Experimental visualization and characterization of a single bubble rising in high-Prandtl molten salt.

Gas-liquid interactions in molten salts are important for nuclear and thermal energy systems, but detailed understanding of bubble dynamics in high-Prantl-number fluids remains limited. In this study, we experimentally investigate single bubble rising behavior in Hitec eutectic salt (NaNO₂–NaNO₃–KNO₃) using a custom-built transparent conductance-coated quartz tube, which can be heated up to 700°C. A single bubble was injected through a precision 100 μm nozzle into a stagnant Hitec. The bubble's diameter, trajectory, rise velocity, shape deformation, wake structure, and spanwise vorticity were characterized and compared between water and Hitec salt over a range of dimensionless parameters, including Eötvös, Morton, Weber, Galileo, and Taylor numbers.
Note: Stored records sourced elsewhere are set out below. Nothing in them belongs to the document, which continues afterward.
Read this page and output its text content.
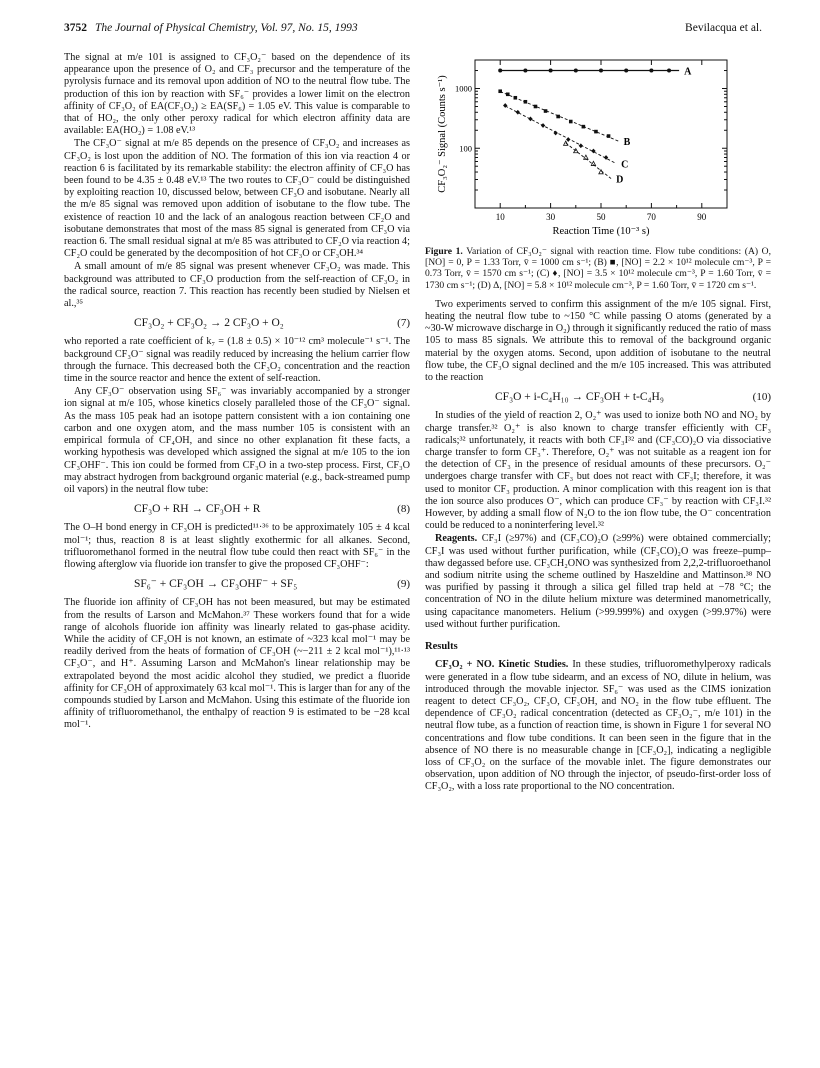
3752 The Journal of Physical Chemistry, Vol. 97, No. 15, 1993	Bevilacqua et al.

The signal at m/e 101 is assigned to CF₃O₂⁻ based on the dependence of its appearance upon the presence of O₂ and CF₃ precursor and the temperature of the pyrolysis furnace and its removal upon addition of NO to the neutral flow tube. The production of this ion by reaction with SF₆⁻ provides a lower limit on the electron affinity of CF₃O₂ of EA(CF₃O₂) ≥ EA(SF₆) = 1.05 eV. This value is comparable to that of HO₂, the only other peroxy radical for which electron affinity data are available: EA(HO₂) = 1.08 eV.¹³

The CF₃O⁻ signal at m/e 85 depends on the presence of CF₃O₂ and increases as CF₃O₂ is lost upon the addition of NO. The formation of this ion via reaction 4 or reaction 6 is facilitated by its remarkable stability: the electron affinity of CF₃O has been found to be 4.35 ± 0.48 eV.¹³ The two routes to CF₃O⁻ could be distinguished by exploiting reaction 10, discussed below, between CF₃O and isobutane. Nearly all the m/e 85 signal was removed upon addition of isobutane to the flow tube. The existence of reaction 10 and the lack of an analogous reaction between CF₂O and isobutane demonstrates that most of the mass 85 signal is generated from CF₃O via reaction 6. The small residual signal at m/e 85 was attributed to CF₂O via reaction 4; CF₂O could be generated by the decomposition of hot CF₃O or CF₃OH.³⁴

A small amount of m/e 85 signal was present whenever CF₃O₂ was made. This background was attributed to CF₃O production from the self-reaction of CF₃O₂ in the radical source, reaction 7. This reaction has recently been studied by Nielsen et al.,³⁵

CF₃O₂ + CF₃O₂ → 2 CF₃O + O₂	(7)

who reported a rate coefficient of k₇ = (1.8 ± 0.5) × 10⁻¹² cm³ molecule⁻¹ s⁻¹. The background CF₃O⁻ signal was readily reduced by increasing the helium carrier flow through the furnace. This decreased both the CF₃O₂ concentration and the reaction time in the source reactor and hence the extent of self-reaction.

Any CF₃O⁻ observation using SF₆⁻ was invariably accompanied by a stronger ion signal at m/e 105, whose kinetics closely paralleled those of the CF₃O⁻ signal. As the mass 105 peak had an isotope pattern consistent with a ion containing one carbon and one oxygen atom, and the mass number 105 is consistent with an empirical formula of CF₄OH, and since no other explanation fit these facts, a working hypothesis was developed which assigned the signal at m/e 105 to the ion CF₃OHF⁻. This ion could be formed from CF₃O in a two-step process. First, CF₃O may abstract hydrogen from background organic material (e.g., back-streamed pump oil vapors) in the neutral flow tube:

CF₃O + RH → CF₃OH + R	(8)

The O–H bond energy in CF₃OH is predicted¹¹·³⁶ to be approximately 105 ± 4 kcal mol⁻¹; thus, reaction 8 is at least slightly exothermic for all alkanes. Second, trifluoromethanol formed in the neutral flow tube could then react with SF₆⁻ in the flowing afterglow via fluoride ion transfer to give the proposed CF₃OHF⁻:

SF₆⁻ + CF₃OH → CF₃OHF⁻ + SF₅	(9)

The fluoride ion affinity of CF₃OH has not been measured, but may be estimated from the results of Larson and McMahon.³⁷ These workers found that for a wide range of alcohols fluoride ion affinity was linearly related to gas-phase acidity. While the acidity of CF₃OH is not known, an estimate of ~323 kcal mol⁻¹ may be readily derived from the heats of formation of CF₃OH (~−211 ± 2 kcal mol⁻¹),¹¹·¹³ CF₃O⁻, and H⁺. Assuming Larson and McMahon's linear relationship may be extrapolated beyond the most acidic alcohol they studied, we predict a fluoride affinity for CF₃OH of approximately 63 kcal mol⁻¹. This is larger than for any of the compounds studied by Larson and McMahon. Using this estimate of the fluoride ion affinity of trifluoromethanol, the enthalpy of reaction 9 is estimated to be −28 kcal mol⁻¹.

10	30	50	70	90
1000
100
Reaction Time (10⁻³ s)
CF₃O₂⁻ Signal (Counts s⁻¹)
A
B
C
D
Figure 1. Variation of CF₃O₂⁻ signal with reaction time. Flow tube conditions: (A) O, [NO] = 0, P = 1.33 Torr, v̄ = 1000 cm s⁻¹; (B) ■, [NO] = 2.2 × 10¹² molecule cm⁻³, P = 0.73 Torr, v̄ = 1570 cm s⁻¹; (C) ♦, [NO] = 3.5 × 10¹² molecule cm⁻³, P = 1.60 Torr, v̄ = 1730 cm s⁻¹; (D) Δ, [NO] = 5.8 × 10¹² molecule cm⁻³, P = 1.60 Torr, v̄ = 1720 cm s⁻¹.

Two experiments served to confirm this assignment of the m/e 105 signal. First, heating the neutral flow tube to ~150 °C while passing O atoms (generated by a ~30-W microwave discharge in O₂) through it significantly reduced the ratio of mass 105 to mass 85 signals. We attribute this to removal of the background organic material by the oxygen atoms. Second, upon addition of isobutane to the neutral flow tube, the CF₃O signal declined and the m/e 105 increased. This was attributed to the reaction

CF₃O + i-C₄H₁₀ → CF₃OH + t-C₄H₉	(10)

In studies of the yield of reaction 2, O₂⁺ was used to ionize both NO and NO₂ by charge transfer.³² O₂⁺ is also known to charge transfer efficiently with CF₃ radicals;³² unfortunately, it reacts with both CF₃I³² and (CF₃CO)₂O via dissociative charge transfer to form CF₃⁺. Therefore, O₂⁺ was not suitable as a reagent ion for the detection of CF₃ in the presence of residual amounts of these precursors. O₂⁻ undergoes charge transfer with CF₃ but does not react with CF₃I; therefore, it was used to monitor CF₃ production. A minor complication with this reagent ion is that the ion source also produces O⁻, which can produce CF₃⁻ by reaction with CF₃I.³² However, by adding a small flow of N₂O to the ion flow tube, the O⁻ concentration could be reduced to a noninterfering level.³²

Reagents. CF₃I (≥97%) and (CF₃CO)₂O (≥99%) were obtained commercially; CF₃I was used without further purification, while (CF₃CO)₂O was freeze–pump–thaw degassed before use. CF₃CH₂ONO was synthesized from 2,2,2-trifluoroethanol and sodium nitrite using the scheme outlined by Haszeldine and Mattinson.³⁸ NO was purified by passing it through a silica gel filled trap held at −78 °C; the concentration of NO in the dilute helium mixture was determined manometrically, using capacitance manometers. Helium (>99.999%) and oxygen (>99.97%) were used without further purification.

Results

CF₃O₂ + NO. Kinetic Studies. In these studies, trifluoromethylperoxy radicals were generated in a flow tube sidearm, and an excess of NO, dilute in helium, was introduced through the movable injector. SF₆⁻ was used as the CIMS ionization reagent to detect CF₃O₂, CF₃O, CF₃OH, and NO₂ in the flow tube effluent. The dependence of CF₃O₂ radical concentration (detected as CF₃O₂⁻, m/e 101) in the neutral flow tube, as a function of reaction time, is shown in Figure 1 for several NO concentrations and flow tube conditions. It can been seen in the figure that in the absence of NO there is no measurable change in [CF₃O₂], indicating a negligible loss of CF₃O₂ on the surface of the movable inlet. The figure demonstrates our observation, upon addition of NO through the injector, of pseudo-first-order loss of CF₃O₂, with a loss rate proportional to the NO concentration.
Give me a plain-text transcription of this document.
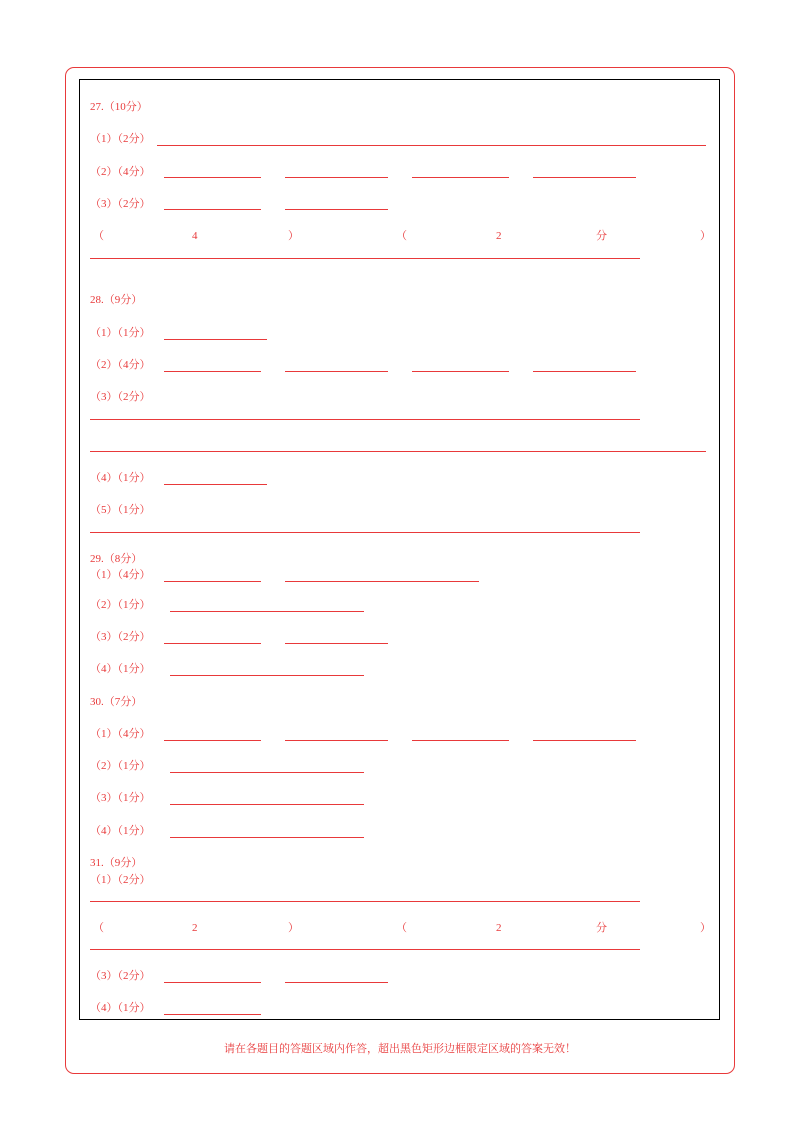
27.（10分）
（1）（2分）
（2）（4分）
（3）（2分）
（	4	）	（	2	分	）
28.（9分）
（1）（1分）
（2）（4分）
（3）（2分）
（4）（1分）
（5）（1分）
29.（8分）
（1）（4分）
（2）（1分）
（3）（2分）
（4）（1分）
30.（7分）
（1）（4分）
（2）（1分）
（3）（1分）
（4）（1分）
31.（9分）
（1）（2分）
（	2	）	（	2	分	）
（3）（2分）
（4）（1分）
请在各题目的答题区域内作答，超出黑色矩形边框限定区域的答案无效！
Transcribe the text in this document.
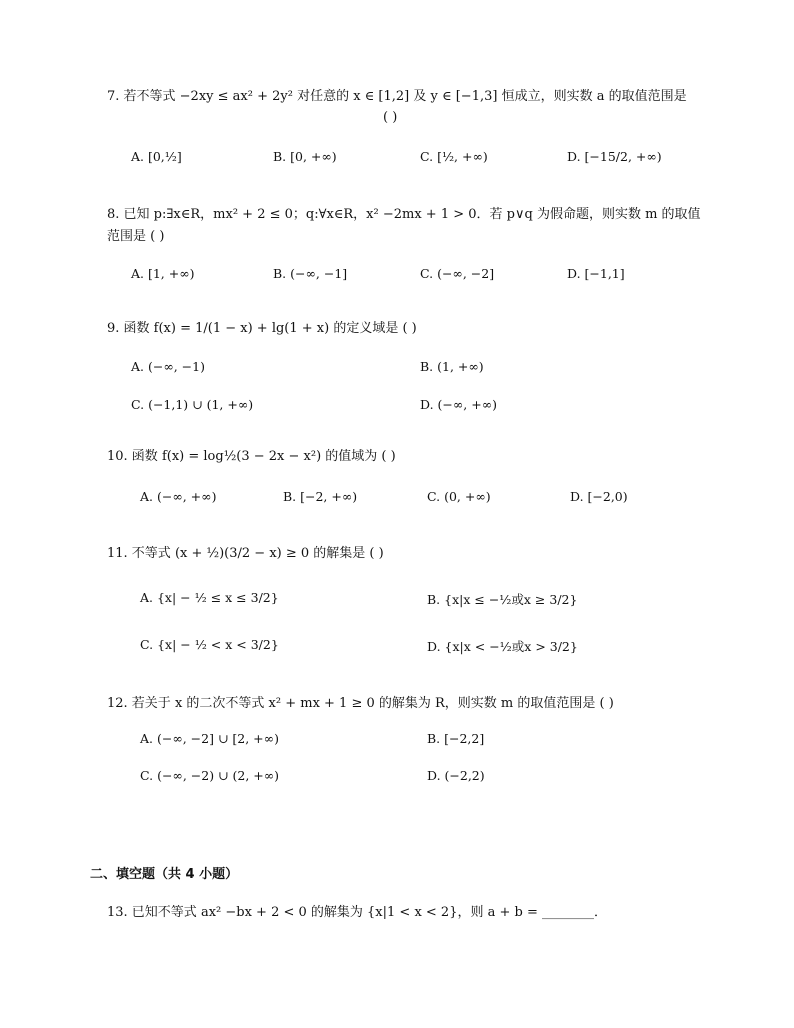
7. 若不等式 −2xy ≤ ax² + 2y² 对任意的 x ∈ [1,2] 及 y ∈ [−1,3] 恒成立，则实数 a 的取值范围是
A. [0,½]	B. [0, +∞)	C. [½, +∞)	D. [−15/2, +∞)
8. 已知 p:∃x∈R，mx² + 2 ≤ 0；q:∀x∈R，x² −2mx + 1 > 0．若 p∨q 为假命题，则实数 m 的取值范围是 ( )
A. [1, +∞)	B. (−∞, −1]	C. (−∞, −2]	D. [−1,1]
9. 函数 f(x) = 1/(1 − x) + lg(1 + x) 的定义域是 ( )
A. (−∞, −1)	B. (1, +∞)
C. (−1,1) ∪ (1, +∞)	D. (−∞, +∞)
10. 函数 f(x) = log½(3 − 2x − x²) 的值域为 ( )
A. (−∞, +∞)	B. [−2, +∞)	C. (0, +∞)	D. [−2,0)
11. 不等式 (x + ½)(3/2 − x) ≥ 0 的解集是 ( )
A. {x| − ½ ≤ x ≤ 3/2}	B. {x|x ≤ −½或x ≥ 3/2}
C. {x| − ½ < x < 3/2}	D. {x|x < −½或x > 3/2}
12. 若关于 x 的二次不等式 x² + mx + 1 ≥ 0 的解集为 R，则实数 m 的取值范围是 ( )
A. (−∞, −2] ∪ [2, +∞)	B. [−2,2]
C. (−∞, −2) ∪ (2, +∞)	D. (−2,2)
二、填空题（共 4 小题）
13. 已知不等式 ax² −bx + 2 < 0 的解集为 {x|1 < x < 2}，则 a + b = ________．
( )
The estimation of drag coefficients under varying bubble sizes. Drag coefficients were estimated under varying bubble sizes. Compared to distilled water, bubbles in Hitec showed slower rise velocities, more elongated shapes, and delayed wake formation. These results provide insight into interfacial transport phenomena in high-temperature molten salt environments and support future modeling of multiphase flows in molten salt reactors and thermal energy storage systems.